Uno de los tratamientos y funciones que suelen hacer los profesionales de la higiene bucodental, es eso, la higiene. Seguro que tu dentista de confianza te ha comentado más de una vez que tienes que realizarte, mínimo, una vez al año una limpieza bucal profunda para evitar cualquier tipo de daño en tu dentadura.

Muchas veces las enfermedades gingivales, están a la orden del día, y es que la acumulación de la placa bacteriana es muy común. La mejor forma para combatirlas es tener una buena rutina dental en casa, pero no siempre es suficiente, y es mejor que cuentes con las manos de alguien especialista en higiene dental, para que así pueda realizar una limpieza más profunda en zonas de difícil acceso.

Pero… ¿Cuáles son los pasos para la limpieza bucal?

 

¿Cómo proceder?

Un primer paso que hay que seguir es el análisis de los dientes y las encías, con el fin de explorar y valorar, si existe algún tipo de enfermedad periodontal, y realizar así , de una manera u otra la limpieza bucal. Además, saber si existen problemas de movilidad de la dentadura o de las piezas dentales es otro factor a tener en cuenta.

En este primer paso, hay que considerar, lo que se conoce como el “raspado”. Éste consiste en eliminar los depósitos de placa y sarro en el que se emplean herramientas de ultrasonidos para abarcar la mayor retirada de estas impurezas mencionadas y después pasar a elementos más manuales para continuar con la higiene.

 

 

En el siguiente paso, lo que hay que pulir los dientes hasta dejarlos lisos lo máximo posible. Este pulido lo que intenta es eliminar las manchas de los dientes y los deja brillantes, esto no solo es algo estético sino que está pensado en alisar las imperfecciones y evitar que se adhiera nuevas zonas de placas bacteriana.

Una vez ha pasado esta etapa del proceso, se elimina lo restante con agua a presión junto con un bicarbonato especial para conseguirlo.

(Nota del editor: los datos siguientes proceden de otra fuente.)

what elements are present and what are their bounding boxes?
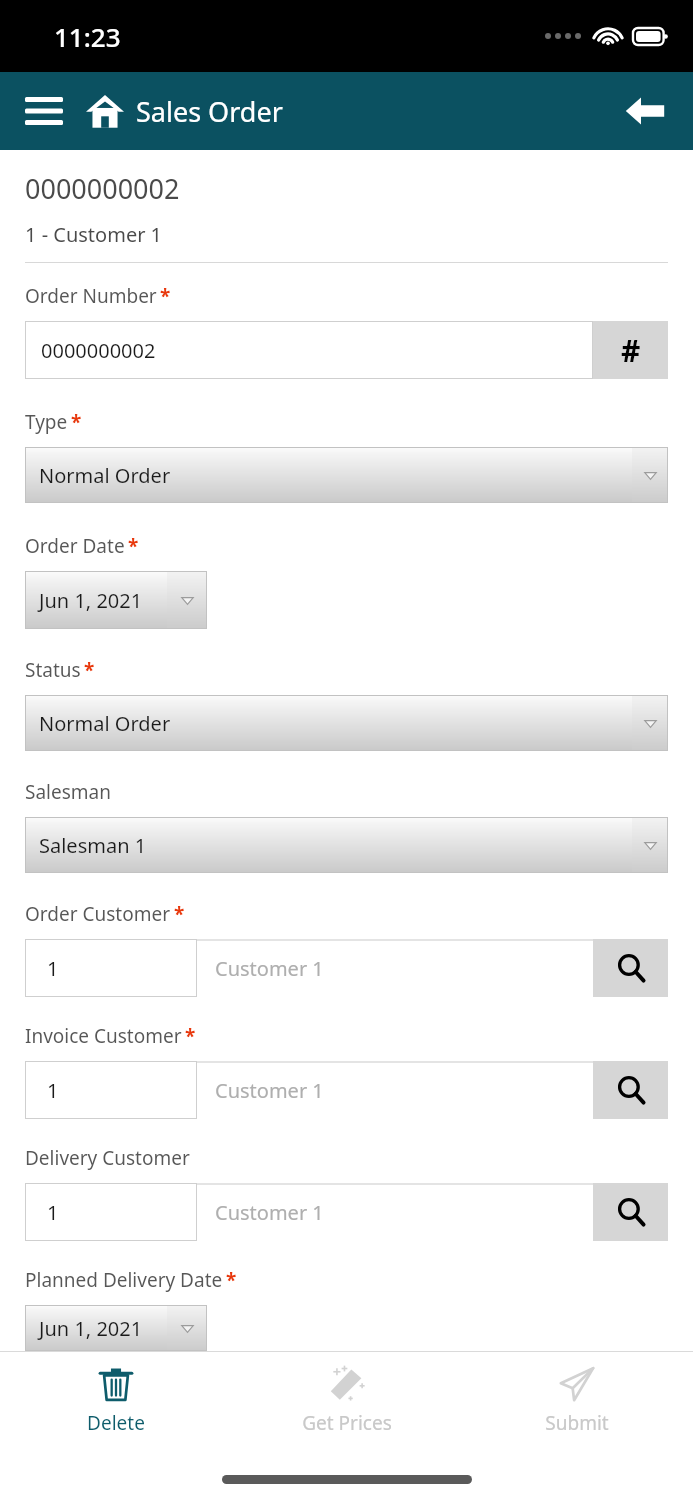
staticText: Customer 1 bbox=[215, 1077, 324, 1104]
staticText: Type bbox=[25, 409, 68, 435]
button[interactable]: Number bbox=[593, 321, 668, 379]
staticText: 1 - Customer 1 bbox=[25, 221, 163, 248]
staticText: * bbox=[71, 409, 82, 435]
button[interactable]: Search bbox=[593, 939, 668, 997]
staticText: * bbox=[226, 1267, 237, 1293]
staticText: 0000000002 bbox=[25, 170, 180, 207]
staticText: Salesman 1 bbox=[39, 832, 632, 859]
staticText: 1 bbox=[47, 1199, 59, 1226]
button[interactable]: Get Prices bbox=[232, 1352, 462, 1458]
staticText: Normal Order bbox=[39, 462, 632, 489]
staticText: * bbox=[174, 901, 185, 927]
staticText: * bbox=[128, 533, 139, 559]
staticText: Customer 1 bbox=[215, 1199, 324, 1226]
staticText: Submit bbox=[545, 1410, 609, 1436]
button[interactable]: Jun 1, 2021 bbox=[25, 1305, 207, 1351]
button[interactable]: Customer 1 bbox=[197, 939, 593, 997]
staticText: * bbox=[185, 1023, 196, 1049]
staticText: 0000000002 bbox=[41, 337, 156, 364]
button[interactable]: Search bbox=[593, 1061, 668, 1119]
button[interactable]: Home bbox=[84, 90, 126, 132]
staticText: * bbox=[84, 657, 95, 683]
staticText: Invoice Customer bbox=[25, 1023, 182, 1049]
staticText: 1 bbox=[47, 1077, 59, 1104]
button[interactable]: Search bbox=[593, 1183, 668, 1241]
button[interactable]: Customer 1 bbox=[197, 1183, 593, 1241]
staticText: * bbox=[160, 283, 171, 309]
button[interactable]: Delete bbox=[1, 1352, 231, 1458]
button[interactable]: Normal Order bbox=[25, 447, 668, 503]
staticText: Normal Order bbox=[39, 710, 632, 737]
staticText: Jun 1, 2021 bbox=[39, 1315, 167, 1342]
button[interactable]: Jun 1, 2021 bbox=[25, 571, 207, 629]
button[interactable]: Submit bbox=[462, 1352, 692, 1458]
button[interactable]: 1 bbox=[25, 1061, 197, 1119]
staticText: Jun 1, 2021 bbox=[39, 587, 167, 614]
staticText: Order Number bbox=[25, 283, 157, 309]
staticText: Order Date bbox=[25, 533, 125, 559]
staticText: 11:23 bbox=[54, 19, 121, 54]
staticText: Order Customer bbox=[25, 901, 171, 927]
button[interactable]: Normal Order bbox=[25, 695, 668, 751]
staticText: Planned Delivery Date bbox=[25, 1267, 223, 1293]
button[interactable]: Salesman 1 bbox=[25, 817, 668, 873]
staticText: Delivery Customer bbox=[25, 1145, 190, 1171]
button[interactable]: 1 bbox=[25, 939, 197, 997]
staticText: Customer 1 bbox=[215, 955, 324, 982]
staticText: Get Prices bbox=[302, 1410, 392, 1436]
staticText: 1 bbox=[47, 955, 59, 982]
button[interactable]: 0000000002 bbox=[25, 321, 593, 379]
staticText: # bbox=[621, 330, 641, 371]
staticText: Delete bbox=[87, 1410, 145, 1436]
button[interactable]: 1 bbox=[25, 1183, 197, 1241]
button[interactable]: Customer 1 bbox=[197, 1061, 593, 1119]
staticText: Salesman bbox=[25, 779, 111, 805]
button[interactable]: Menu bbox=[24, 91, 64, 131]
button[interactable]: Back bbox=[621, 87, 669, 135]
staticText: Status bbox=[25, 657, 81, 683]
staticText: Sales Order bbox=[136, 93, 283, 130]
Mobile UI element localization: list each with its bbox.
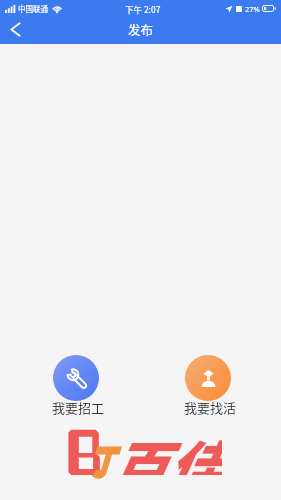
staticText: 百佳: [108, 423, 222, 475]
staticText: 我要找活: [184, 398, 237, 417]
staticText: 我要招工: [52, 398, 105, 417]
button[interactable]: 我要招工: [49, 355, 102, 420]
staticText: 中国联通: [18, 3, 48, 14]
button[interactable]: 返回: [0, 17, 30, 44]
staticText: 27%: [245, 4, 260, 14]
button[interactable]: 我要找活: [181, 355, 234, 420]
staticText: 发布: [128, 20, 154, 38]
staticText: 下午 2:07: [125, 3, 161, 15]
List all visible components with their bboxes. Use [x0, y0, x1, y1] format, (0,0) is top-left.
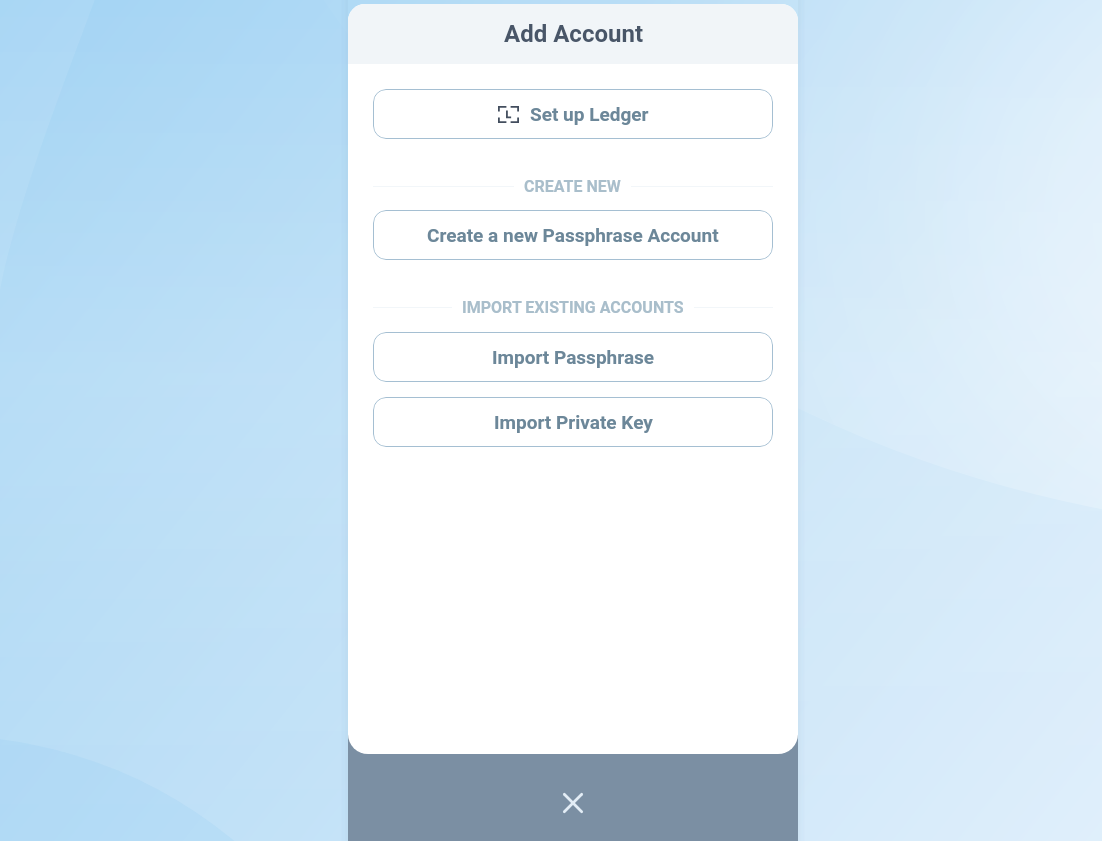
staticText: Import Private Key	[494, 411, 653, 433]
staticText: Add Account	[504, 20, 643, 48]
button[interactable]: Close	[551, 781, 595, 825]
staticText: CREATE NEW	[524, 177, 621, 196]
button[interactable]: Import Passphrase	[373, 332, 773, 382]
staticText: Create a new Passphrase Account	[427, 224, 719, 246]
staticText: Import Passphrase	[492, 346, 655, 368]
staticText: Set up Ledger	[530, 103, 649, 125]
button[interactable]: Create a new Passphrase Account	[373, 210, 773, 260]
staticText: IMPORT EXISTING ACCOUNTS	[462, 298, 684, 317]
button[interactable]: Set up Ledger	[373, 89, 773, 139]
button[interactable]: Import Private Key	[373, 397, 773, 447]
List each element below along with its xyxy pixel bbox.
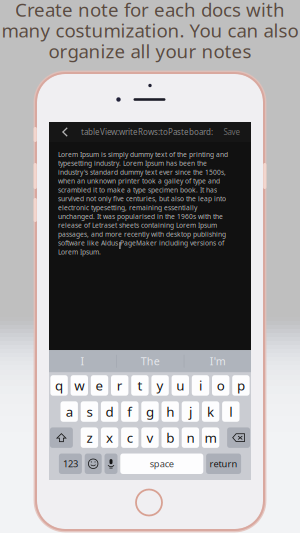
staticText: j: [189, 403, 192, 420]
button[interactable]: u: [172, 375, 189, 396]
staticText: y: [157, 377, 164, 394]
staticText: o: [217, 377, 225, 394]
staticText: t: [137, 377, 142, 394]
staticText: m: [205, 429, 217, 446]
button[interactable]: 123: [59, 454, 82, 474]
button[interactable]: n: [182, 427, 199, 448]
staticText: organize all your notes: [48, 39, 252, 63]
staticText: r: [117, 377, 123, 394]
staticText: n: [186, 429, 194, 446]
button[interactable]: w: [71, 375, 88, 396]
button[interactable]: h: [162, 401, 179, 422]
staticText: a: [66, 403, 73, 420]
staticText: The: [141, 354, 160, 368]
button[interactable]: [85, 454, 102, 474]
button[interactable]: m: [202, 427, 219, 448]
button[interactable]: k: [202, 401, 219, 422]
button[interactable]: return: [206, 454, 241, 474]
staticText: x: [106, 429, 113, 446]
button[interactable]: space: [120, 454, 203, 474]
staticText: k: [207, 403, 214, 420]
staticText: g: [146, 403, 154, 420]
staticText: u: [176, 377, 184, 394]
staticText: z: [86, 429, 92, 446]
staticText: h: [166, 403, 174, 420]
staticText: q: [55, 377, 63, 394]
button[interactable]: j: [182, 401, 199, 422]
staticText: Save: [224, 127, 240, 137]
staticText: i: [199, 377, 202, 394]
button[interactable]: r: [111, 375, 128, 396]
button[interactable]: Back: [56, 122, 74, 142]
button[interactable]: [104, 454, 118, 474]
button[interactable]: I'm: [184, 350, 251, 372]
button[interactable]: g: [141, 401, 159, 422]
staticText: return: [210, 458, 238, 470]
button[interactable]: x: [101, 427, 118, 448]
button[interactable]: f: [121, 401, 138, 422]
button[interactable]: l: [222, 401, 240, 422]
staticText: tableView:writeRows:toPasteboard:: [81, 127, 213, 137]
button[interactable]: z: [81, 427, 98, 448]
staticText: Create note for each docs with: [15, 0, 285, 22]
button[interactable]: Save: [220, 122, 244, 142]
staticText: b: [166, 429, 174, 446]
staticText: I'm: [210, 354, 226, 368]
staticText: s: [86, 403, 92, 420]
staticText: v: [146, 429, 154, 446]
staticText: p: [237, 377, 245, 394]
button[interactable]: s: [81, 401, 98, 422]
staticText: c: [127, 429, 133, 446]
button[interactable]: e: [91, 375, 108, 396]
button[interactable]: i: [192, 375, 209, 396]
staticText: e: [96, 377, 104, 394]
button[interactable]: v: [141, 427, 159, 448]
button[interactable]: b: [162, 427, 179, 448]
staticText: l: [229, 403, 232, 420]
button[interactable]: I: [49, 350, 116, 372]
staticText: I: [80, 354, 84, 368]
button[interactable]: y: [151, 375, 169, 396]
button[interactable]: d: [101, 401, 118, 422]
staticText: f: [127, 403, 132, 420]
staticText: d: [106, 403, 114, 420]
button[interactable]: The: [117, 350, 184, 372]
button[interactable]: p: [232, 375, 250, 396]
button[interactable]: t: [131, 375, 149, 396]
button[interactable]: [227, 427, 250, 448]
staticText: w: [74, 377, 84, 394]
staticText: many costumization. You can also: [2, 18, 298, 43]
button[interactable]: a: [60, 401, 78, 422]
button[interactable]: q: [50, 375, 68, 396]
staticText: 123: [63, 458, 78, 470]
button[interactable]: c: [121, 427, 138, 448]
button[interactable]: o: [212, 375, 229, 396]
staticText: space: [150, 458, 174, 470]
button[interactable]: [50, 427, 73, 448]
staticText: Lorem Ipsum is simply dummy text of the …: [58, 150, 228, 256]
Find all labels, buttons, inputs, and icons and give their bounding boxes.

Este proceso de higiene dental se dará por finalizada con la aplicación de un gel anti inflamatorio. Esto  ayudará a reducir las molestias que se pueda haber sufrido el procedimiento de limpieza dental y, al mismo tiempo, evitar la inflamación de las encías.

 

Otras técnicas para la higiene

Lo que hemos comentado en el apartado anterior es lo que se entiende como una limpieza dental básica. Existen otro tipo de limpiezas en función de la enfermedad o diagnóstico, se realizará de una manera u otra.

El curetaje es otra técnica de limpieza dental para realizar una higiene de mayor profundidad, teniendo en cuenta que se realizará por debajo de la línea de las encías hasta llegar a ala raíz de los dientes.

En definitiva, que un buen profesional sepa sobre cómo se debe de hacer una higiene dental a la perfección es vital para sus pacientes y su salud bucodental.